Stones and Elephants by Chia-Wei Hsu derives from the Malay literary classic The Hikayat Abdullah. The author Abdullah bin Abdul Kadir, who once served as the secretary of Major General William Farquhar, chronicled his life in Malaysia and published his writings in 1849. Hsu’s video installation excerpts two chapters from this classic. The artist invited a Malay shaman to read these two stories as a voiceover and to pray for a peaceful filming trip. The chapter “Melaka Fort” depicts how the British destroyed the strong fortress to weaken Malacca and return control of the region to the Dutch East India Company, while the other describes the locals, William Farquhar, and his interest in ecology. The perspective offered by the drone creates a unique relationship between the human and the non-human. The artist can only use technology and the internet as a vessel for memories. As stated in the narration, “all these have passed, showing that everything is so fragile.” Algorithms ensure that every keyword search will show different results, presenting elements of truth among the uncertainty of this work. Through this, Hsu attempts to retrace historical scenes that have been lost to time.

Embarking from myriad audio-visual narratives, Chia-Wei Hsu pursues imaginative interrogations of cultural contact and colonization in Asia, oftentimes amalgamating his primary narratives with non-human actors including technologies, animals, gods, environments, traditions, and material objects. Bringing these diverse subjects together results in a bumpy ontological bleed between them, forming the topography of a historical geography without a straightforward objective position. By reinterrogating what histories and relations coexist within a given locale, Hsu’s work manifests new imaginative potentialities for their revitalization, an uncertain, profound terrain throughout his films and installations.

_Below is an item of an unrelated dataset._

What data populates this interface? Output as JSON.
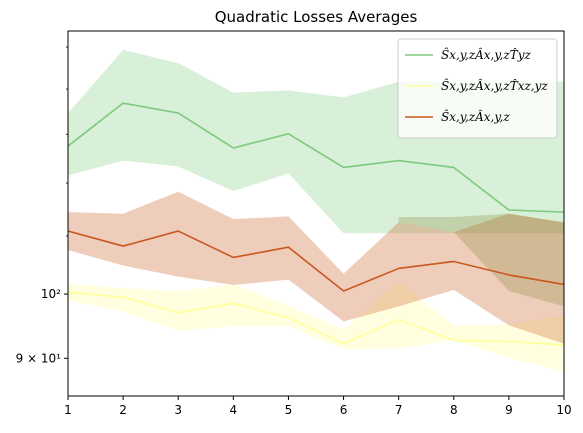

While his work has consistently probed regulatory systems including religion, science, architecture, and military action, Hsu’s work has increasingly explored digital ontologies and the Internet of Things, in which previously luddite household objects have become connected to the internet. The digital, as a territorializing field produced by components largely manufactured in Asia, allows Hsu to attempt the detournement of western knowledge-bases to formulate new, imaginative archipelagos.